Well, let’s face it, the game itself wasn’t a game that Hawthorn fans in particular would want to talk too much about. They played a decent first half and led at half-time before conceding a whopping 15 goals to just one in the second half to go down by a whopping 82 points. For the Cats, Cameron was the stand-out and possibly the only player from Geelong who put in a four-quarter effort, keeping them in the game in the first half with three of their four goals. And I’m sure this much-needed win will no doubt get their season going with another likely win to come next week against the embattled Eagles. There’s nothing like playing against a bottom team to find your form once again, and that they did.

Hawthorn looked competitive to half time and those of us looking on were beginning to wonder if it was time to stick a fork in the Geelong season once and for all. For a brief moment, it looked like the Hawks were going to cause an upset and relegate the Cats to a 0-4 start to the year after their premiership win. But, as is often the case with the younger developing teams, the story after halftime was all the Cats. The young Hawks could only look on in the third quarter as the Cats piled on 10 goals to none in an onslaught more in line with what you would expect of a Geelong team facing a weaker opponent.

At half-time, the inside 50 count was fairly even, but the end result of 61-38 Geelong’s way told the story. I’m sure Chris Scott will still be concerned about their first half as well as their opening three matches, but one gets the feeling we’ll see a different Geelong from this time on while we may see the Hawks battling for wins as the season wears on. One thing we don’t want to see is the AFL take action against Cameron for making contact with an umpire. It was clearly an accident, but one wonders if that will make a difference to the MRO.


  1. It’s bizarre that in the middle of school holidays there’ll be no games in Melbourne

Now, before all you South Australians chew my head off and start calling me a parochial Victorian or something else less polite terms, hear me out. The concept of a round of games in Adelaide is not a bad idea in my humble opinion. If it boosts tourism or gives the town a spark, all well and good. And I’m well aware how much they love their AFL in the city of Adelaide, so I’m sure it will be a roaring success. The fact remains, however, that many kids don’t get to go to games during school times, and with the term break upon us now, I would’ve loved to take my kid to a Thursday game or even a Sunday night one.

Essendon v Melbourne would’ve got 75,000 or more at the MCG but will be lucky to get to 30,000 at Adelaide Oval. A lot of diehard fans and club members in particular are robbed of access to a home game. It just seems a strange idea to do it during the Melbourne school holidays when you factor in the ten teams that are based in Victoria. Three teams that would’ve entered this round with a distinct home advantage in Fremantle, Richmond and Brisbane have had that taken away. All three of those sides are in precarious positions and need the win desperately, and to forgo a home-ground advantage is fraught with danger.

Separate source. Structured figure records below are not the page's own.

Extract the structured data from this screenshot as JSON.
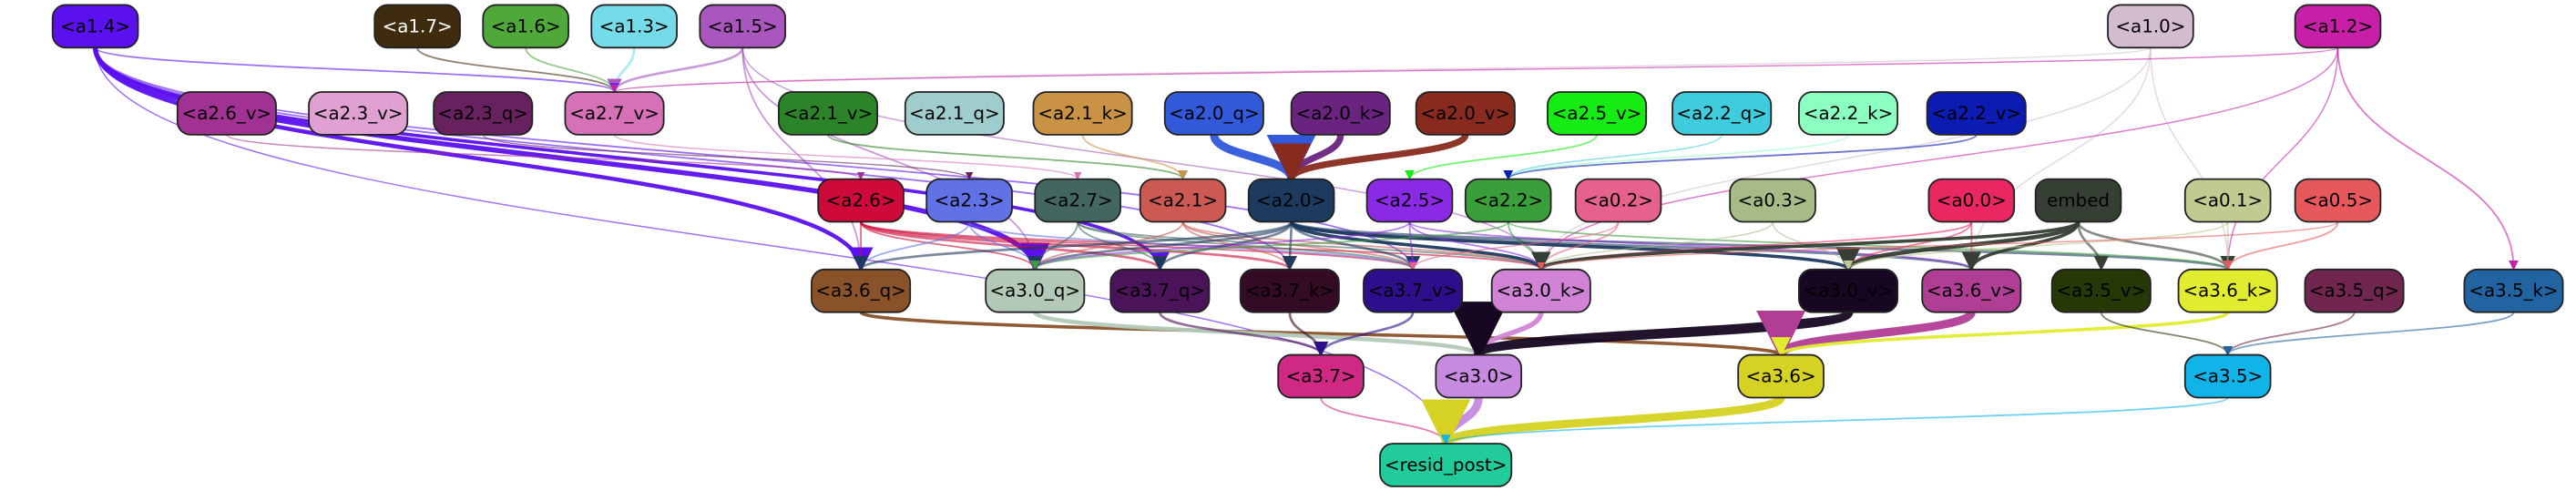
{
  "nodes": [
    {
      "id": "a1_4",
      "label": "<a1.4>",
      "color": "#5b10ee",
      "text": "#000000"
    },
    {
      "id": "a1_7",
      "label": "<a1.7>",
      "color": "#3f2c0e",
      "text": "#ffffff"
    },
    {
      "id": "a1_6",
      "label": "<a1.6>",
      "color": "#4ea83a",
      "text": "#000000"
    },
    {
      "id": "a1_3",
      "label": "<a1.3>",
      "color": "#76dbe8",
      "text": "#000000"
    },
    {
      "id": "a1_5",
      "label": "<a1.5>",
      "color": "#a956be",
      "text": "#000000"
    },
    {
      "id": "a1_0",
      "label": "<a1.0>",
      "color": "#d4bcd0",
      "text": "#000000"
    },
    {
      "id": "a1_2",
      "label": "<a1.2>",
      "color": "#c81fa8",
      "text": "#000000"
    },
    {
      "id": "a2_6_v",
      "label": "<a2.6_v>",
      "color": "#a13192",
      "text": "#000000"
    },
    {
      "id": "a2_3_v",
      "label": "<a2.3_v>",
      "color": "#e0a0d2",
      "text": "#000000"
    },
    {
      "id": "a2_3_q",
      "label": "<a2.3_q>",
      "color": "#67215e",
      "text": "#000000"
    },
    {
      "id": "a2_7_v",
      "label": "<a2.7_v>",
      "color": "#d671b7",
      "text": "#000000"
    },
    {
      "id": "a2_1_v",
      "label": "<a2.1_v>",
      "color": "#2b8427",
      "text": "#000000"
    },
    {
      "id": "a2_1_q",
      "label": "<a2.1_q>",
      "color": "#9fcdcd",
      "text": "#000000"
    },
    {
      "id": "a2_1_k",
      "label": "<a2.1_k>",
      "color": "#c99244",
      "text": "#000000"
    },
    {
      "id": "a2_0_q",
      "label": "<a2.0_q>",
      "color": "#3159da",
      "text": "#000000"
    },
    {
      "id": "a2_0_k",
      "label": "<a2.0_k>",
      "color": "#6a237f",
      "text": "#000000"
    },
    {
      "id": "a2_0_v",
      "label": "<a2.0_v>",
      "color": "#882b1e",
      "text": "#000000"
    },
    {
      "id": "a2_5_v",
      "label": "<a2.5_v>",
      "color": "#16eb13",
      "text": "#000000"
    },
    {
      "id": "a2_2_q",
      "label": "<a2.2_q>",
      "color": "#3fcddd",
      "text": "#000000"
    },
    {
      "id": "a2_2_k",
      "label": "<a2.2_k>",
      "color": "#8affbf",
      "text": "#000000"
    },
    {
      "id": "a2_2_v",
      "label": "<a2.2_v>",
      "color": "#0c1bb2",
      "text": "#000000"
    },
    {
      "id": "a2_6",
      "label": "<a2.6>",
      "color": "#cd0a39",
      "text": "#000000"
    },
    {
      "id": "a2_3",
      "label": "<a2.3>",
      "color": "#6072e5",
      "text": "#000000"
    },
    {
      "id": "a2_7",
      "label": "<a2.7>",
      "color": "#43675f",
      "text": "#000000"
    },
    {
      "id": "a2_1",
      "label": "<a2.1>",
      "color": "#cc5a53",
      "text": "#000000"
    },
    {
      "id": "a2_0",
      "label": "<a2.0>",
      "color": "#1d3a5f",
      "text": "#000000"
    },
    {
      "id": "a2_5",
      "label": "<a2.5>",
      "color": "#8b2ae5",
      "text": "#000000"
    },
    {
      "id": "a2_2",
      "label": "<a2.2>",
      "color": "#3a9f3a",
      "text": "#000000"
    },
    {
      "id": "a0_2",
      "label": "<a0.2>",
      "color": "#e6628c",
      "text": "#000000"
    },
    {
      "id": "a0_3",
      "label": "<a0.3>",
      "color": "#a6bb85",
      "text": "#000000"
    },
    {
      "id": "a0_0",
      "label": "<a0.0>",
      "color": "#e92760",
      "text": "#000000"
    },
    {
      "id": "embed",
      "label": "embed",
      "color": "#353f33",
      "text": "#000000"
    },
    {
      "id": "a0_1",
      "label": "<a0.1>",
      "color": "#c1ca91",
      "text": "#000000"
    },
    {
      "id": "a0_5",
      "label": "<a0.5>",
      "color": "#e7585d",
      "text": "#000000"
    },
    {
      "id": "a3_6_q",
      "label": "<a3.6_q>",
      "color": "#8a5229",
      "text": "#000000"
    },
    {
      "id": "a3_0_q",
      "label": "<a3.0_q>",
      "color": "#b3c9b8",
      "text": "#000000"
    },
    {
      "id": "a3_7_q",
      "label": "<a3.7_q>",
      "color": "#4b1359",
      "text": "#000000"
    },
    {
      "id": "a3_7_k",
      "label": "<a3.7_k>",
      "color": "#340b25",
      "text": "#000000"
    },
    {
      "id": "a3_7_v",
      "label": "<a3.7_v>",
      "color": "#2d0f8b",
      "text": "#000000"
    },
    {
      "id": "a3_0_k",
      "label": "<a3.0_k>",
      "color": "#d184d5",
      "text": "#000000"
    },
    {
      "id": "a3_0_v",
      "label": "<a3.0_v>",
      "color": "#170723",
      "text": "#000000"
    },
    {
      "id": "a3_6_v",
      "label": "<a3.6_v>",
      "color": "#b13e95",
      "text": "#000000"
    },
    {
      "id": "a3_5_v",
      "label": "<a3.5_v>",
      "color": "#253806",
      "text": "#000000"
    },
    {
      "id": "a3_6_k",
      "label": "<a3.6_k>",
      "color": "#e2ec2e",
      "text": "#000000"
    },
    {
      "id": "a3_5_q",
      "label": "<a3.5_q>",
      "color": "#70264f",
      "text": "#000000"
    },
    {
      "id": "a3_5_k",
      "label": "<a3.5_k>",
      "color": "#2264a2",
      "text": "#000000"
    },
    {
      "id": "a3_7",
      "label": "<a3.7>",
      "color": "#d02984",
      "text": "#000000"
    },
    {
      "id": "a3_0",
      "label": "<a3.0>",
      "color": "#c68ae0",
      "text": "#000000"
    },
    {
      "id": "a3_6",
      "label": "<a3.6>",
      "color": "#d5d223",
      "text": "#000000"
    },
    {
      "id": "a3_5",
      "label": "<a3.5>",
      "color": "#10b4e8",
      "text": "#000000"
    },
    {
      "id": "resid_post",
      "label": "<resid_post>",
      "color": "#22cb9a",
      "text": "#000000"
    }
  ],
  "edges": [
    {
      "from": "a1_7",
      "to": "a2_7_v",
      "color": "#3f2c0e",
      "width": 1
    },
    {
      "from": "a1_6",
      "to": "a2_7_v",
      "color": "#4ea83a",
      "width": 1
    },
    {
      "from": "a1_3",
      "to": "a2_7_v",
      "color": "#76dbe8",
      "width": 1.5
    },
    {
      "from": "a1_5",
      "to": "a2_7_v",
      "color": "#a956be",
      "width": 1.5
    },
    {
      "from": "a1_5",
      "to": "a3_6_q",
      "color": "#a956be",
      "width": 1
    },
    {
      "from": "a1_5",
      "to": "a3_0_q",
      "color": "#a956be",
      "width": 1
    },
    {
      "from": "a1_5",
      "to": "a3_0_k",
      "color": "#a956be",
      "width": 0.8
    },
    {
      "from": "a1_4",
      "to": "a2_7_v",
      "color": "#5b10ee",
      "width": 1
    },
    {
      "from": "a1_4",
      "to": "a3_6_q",
      "color": "#5b10ee",
      "width": 2.5
    },
    {
      "from": "a1_4",
      "to": "a3_0_q",
      "color": "#5b10ee",
      "width": 3
    },
    {
      "from": "a1_4",
      "to": "a3_7_q",
      "color": "#5b10ee",
      "width": 2
    },
    {
      "from": "a1_4",
      "to": "a3_7_k",
      "color": "#5b10ee",
      "width": 1
    },
    {
      "from": "a1_4",
      "to": "a3_7_v",
      "color": "#5b10ee",
      "width": 1
    },
    {
      "from": "a1_4",
      "to": "resid_post",
      "color": "#5b10ee",
      "width": 0.8
    },
    {
      "from": "a1_0",
      "to": "a2_7_v",
      "color": "#d4bcd0",
      "width": 0.8
    },
    {
      "from": "a1_0",
      "to": "a3_0_k",
      "color": "#d4bcd0",
      "width": 0.8
    },
    {
      "from": "a1_0",
      "to": "a3_6_v",
      "color": "#d4bcd0",
      "width": 0.8
    },
    {
      "from": "a1_0",
      "to": "a3_6_k",
      "color": "#d4bcd0",
      "width": 0.8
    },
    {
      "from": "a1_2",
      "to": "a2_7_v",
      "color": "#c81fa8",
      "width": 0.8
    },
    {
      "from": "a1_2",
      "to": "a3_0_k",
      "color": "#c81fa8",
      "width": 0.8
    },
    {
      "from": "a1_2",
      "to": "a3_6_k",
      "color": "#c81fa8",
      "width": 0.8
    },
    {
      "from": "a1_2",
      "to": "a3_5_k",
      "color": "#c81fa8",
      "width": 1
    },
    {
      "from": "a2_6_v",
      "to": "a2_6",
      "color": "#a13192",
      "width": 0.8
    },
    {
      "from": "a2_3_q",
      "to": "a2_3",
      "color": "#67215e",
      "width": 0.8
    },
    {
      "from": "a2_7_v",
      "to": "a2_7",
      "color": "#d671b7",
      "width": 0.8
    },
    {
      "from": "a2_1_v",
      "to": "a2_1",
      "color": "#2b8427",
      "width": 1
    },
    {
      "from": "a2_1_k",
      "to": "a2_1",
      "color": "#c99244",
      "width": 1
    },
    {
      "from": "a2_0_q",
      "to": "a2_0",
      "color": "#3159da",
      "width": 5
    },
    {
      "from": "a2_0_k",
      "to": "a2_0",
      "color": "#6a237f",
      "width": 4
    },
    {
      "from": "a2_0_v",
      "to": "a2_0",
      "color": "#882b1e",
      "width": 4
    },
    {
      "from": "a2_5_v",
      "to": "a2_5",
      "color": "#16eb13",
      "width": 1
    },
    {
      "from": "a2_2_q",
      "to": "a2_2",
      "color": "#3fcddd",
      "width": 0.8
    },
    {
      "from": "a2_2_k",
      "to": "a2_2",
      "color": "#8affbf",
      "width": 0.8
    },
    {
      "from": "a2_2_v",
      "to": "a2_2",
      "color": "#0c1bb2",
      "width": 1
    },
    {
      "from": "a2_6",
      "to": "a3_6_q",
      "color": "#cd0a39",
      "width": 1
    },
    {
      "from": "a2_6",
      "to": "a3_0_q",
      "color": "#cd0a39",
      "width": 1
    },
    {
      "from": "a2_6",
      "to": "a3_7_q",
      "color": "#cd0a39",
      "width": 1.5
    },
    {
      "from": "a2_6",
      "to": "a3_7_k",
      "color": "#cd0a39",
      "width": 1.5
    },
    {
      "from": "a2_6",
      "to": "a3_7_v",
      "color": "#cd0a39",
      "width": 1
    },
    {
      "from": "a2_6",
      "to": "a3_0_k",
      "color": "#cd0a39",
      "width": 1
    },
    {
      "from": "a2_3",
      "to": "a3_6_q",
      "color": "#6072e5",
      "width": 1
    },
    {
      "from": "a2_3",
      "to": "a3_0_q",
      "color": "#6072e5",
      "width": 1
    },
    {
      "from": "a2_3",
      "to": "a3_7_v",
      "color": "#6072e5",
      "width": 1
    },
    {
      "from": "a2_7",
      "to": "a3_0_q",
      "color": "#43675f",
      "width": 1
    },
    {
      "from": "a2_7",
      "to": "a3_7_q",
      "color": "#43675f",
      "width": 1
    },
    {
      "from": "a2_7",
      "to": "a3_7_v",
      "color": "#43675f",
      "width": 1
    },
    {
      "from": "a2_7",
      "to": "a3_0_k",
      "color": "#43675f",
      "width": 1
    },
    {
      "from": "a2_1",
      "to": "a3_0_q",
      "color": "#cc5a53",
      "width": 1
    },
    {
      "from": "a2_1",
      "to": "a3_7_k",
      "color": "#cc5a53",
      "width": 1
    },
    {
      "from": "a2_1",
      "to": "a3_7_v",
      "color": "#cc5a53",
      "width": 1
    },
    {
      "from": "a2_1",
      "to": "a3_0_k",
      "color": "#cc5a53",
      "width": 1
    },
    {
      "from": "a2_0",
      "to": "a3_6_q",
      "color": "#1d3a5f",
      "width": 1.5
    },
    {
      "from": "a2_0",
      "to": "a3_0_q",
      "color": "#1d3a5f",
      "width": 1.5
    },
    {
      "from": "a2_0",
      "to": "a3_7_q",
      "color": "#1d3a5f",
      "width": 1.5
    },
    {
      "from": "a2_0",
      "to": "a3_7_k",
      "color": "#1d3a5f",
      "width": 1.5
    },
    {
      "from": "a2_0",
      "to": "a3_7_v",
      "color": "#1d3a5f",
      "width": 1.5
    },
    {
      "from": "a2_0",
      "to": "a3_0_k",
      "color": "#1d3a5f",
      "width": 2
    },
    {
      "from": "a2_0",
      "to": "a3_0_v",
      "color": "#1d3a5f",
      "width": 2
    },
    {
      "from": "a2_0",
      "to": "a3_6_v",
      "color": "#1d3a5f",
      "width": 1.5
    },
    {
      "from": "a2_0",
      "to": "a3_6_k",
      "color": "#1d3a5f",
      "width": 1.5
    },
    {
      "from": "a2_5",
      "to": "a3_0_q",
      "color": "#8b2ae5",
      "width": 1
    },
    {
      "from": "a2_5",
      "to": "a3_7_v",
      "color": "#8b2ae5",
      "width": 1
    },
    {
      "from": "a2_5",
      "to": "a3_0_k",
      "color": "#8b2ae5",
      "width": 1
    },
    {
      "from": "a2_5",
      "to": "a3_6_v",
      "color": "#8b2ae5",
      "width": 1
    },
    {
      "from": "a2_2",
      "to": "a3_0_q",
      "color": "#3a9f3a",
      "width": 1
    },
    {
      "from": "a2_2",
      "to": "a3_0_k",
      "color": "#3a9f3a",
      "width": 1
    },
    {
      "from": "a2_2",
      "to": "a3_6_k",
      "color": "#3a9f3a",
      "width": 1
    },
    {
      "from": "a0_2",
      "to": "a3_0_k",
      "color": "#e6628c",
      "width": 1
    },
    {
      "from": "a0_2",
      "to": "a3_7_v",
      "color": "#e6628c",
      "width": 0.8
    },
    {
      "from": "a0_3",
      "to": "a3_0_k",
      "color": "#a6bb85",
      "width": 0.8
    },
    {
      "from": "a0_3",
      "to": "a3_0_v",
      "color": "#a6bb85",
      "width": 0.8
    },
    {
      "from": "a0_0",
      "to": "a3_0_k",
      "color": "#e92760",
      "width": 1
    },
    {
      "from": "a0_0",
      "to": "a3_0_v",
      "color": "#e92760",
      "width": 1
    },
    {
      "from": "a0_0",
      "to": "a3_6_v",
      "color": "#e92760",
      "width": 1
    },
    {
      "from": "embed",
      "to": "a3_0_k",
      "color": "#353f33",
      "width": 2
    },
    {
      "from": "embed",
      "to": "a3_0_v",
      "color": "#353f33",
      "width": 2.5
    },
    {
      "from": "embed",
      "to": "a3_6_v",
      "color": "#353f33",
      "width": 2
    },
    {
      "from": "embed",
      "to": "a3_5_v",
      "color": "#353f33",
      "width": 1.5
    },
    {
      "from": "embed",
      "to": "a3_6_k",
      "color": "#353f33",
      "width": 1.5
    },
    {
      "from": "a0_1",
      "to": "a3_0_v",
      "color": "#c1ca91",
      "width": 1
    },
    {
      "from": "a0_1",
      "to": "a3_6_k",
      "color": "#c1ca91",
      "width": 1
    },
    {
      "from": "a0_5",
      "to": "a3_6_k",
      "color": "#e7585d",
      "width": 1
    },
    {
      "from": "a0_5",
      "to": "a3_0_k",
      "color": "#e7585d",
      "width": 0.8
    },
    {
      "from": "a3_6_q",
      "to": "a3_6",
      "color": "#8a5229",
      "width": 2
    },
    {
      "from": "a3_0_q",
      "to": "a3_0",
      "color": "#b3c9b8",
      "width": 2.5
    },
    {
      "from": "a3_7_q",
      "to": "a3_7",
      "color": "#4b1359",
      "width": 1.5
    },
    {
      "from": "a3_7_k",
      "to": "a3_7",
      "color": "#340b25",
      "width": 1.5
    },
    {
      "from": "a3_7_v",
      "to": "a3_7",
      "color": "#2d0f8b",
      "width": 1.5
    },
    {
      "from": "a3_0_k",
      "to": "a3_0",
      "color": "#d184d5",
      "width": 3
    },
    {
      "from": "a3_0_v",
      "to": "a3_0",
      "color": "#170723",
      "width": 6
    },
    {
      "from": "a3_6_v",
      "to": "a3_6",
      "color": "#b13e95",
      "width": 5
    },
    {
      "from": "a3_6_k",
      "to": "a3_6",
      "color": "#e2ec2e",
      "width": 2
    },
    {
      "from": "a3_5_v",
      "to": "a3_5",
      "color": "#253806",
      "width": 1
    },
    {
      "from": "a3_5_q",
      "to": "a3_5",
      "color": "#70264f",
      "width": 1
    },
    {
      "from": "a3_5_k",
      "to": "a3_5",
      "color": "#2264a2",
      "width": 1
    },
    {
      "from": "a3_7",
      "to": "resid_post",
      "color": "#d02984",
      "width": 1
    },
    {
      "from": "a3_0",
      "to": "resid_post",
      "color": "#c68ae0",
      "width": 5
    },
    {
      "from": "a3_6",
      "to": "resid_post",
      "color": "#d5d223",
      "width": 5
    },
    {
      "from": "a3_5",
      "to": "resid_post",
      "color": "#10b4e8",
      "width": 1
    }
  ]
}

Yes, I get that this is an extra round, but it is still a lost opportunity.

I hope the Adelaide public really get behind this concept and attend as many of the games as they can, but I doubt that Freo v Gold Coast or the Giants v Hawks will pull huge crowds at Norwood Oval. The AFL already know this considering its capacity is only 15,000. I’m sure the AFL has compensated the clubs who may have lost revenue from ticket sales in one form or another, but those loss of home games for teams do sometimes even out the playing field in favour of the away teams, and those results could prove costly when contending for finals.

Melbourne will be eerily quiet next weekend. Maybe that’s a good thing, but I’m sure we’ll be talking a lot about “what-ifs” after Round Five, possibly more so than usual.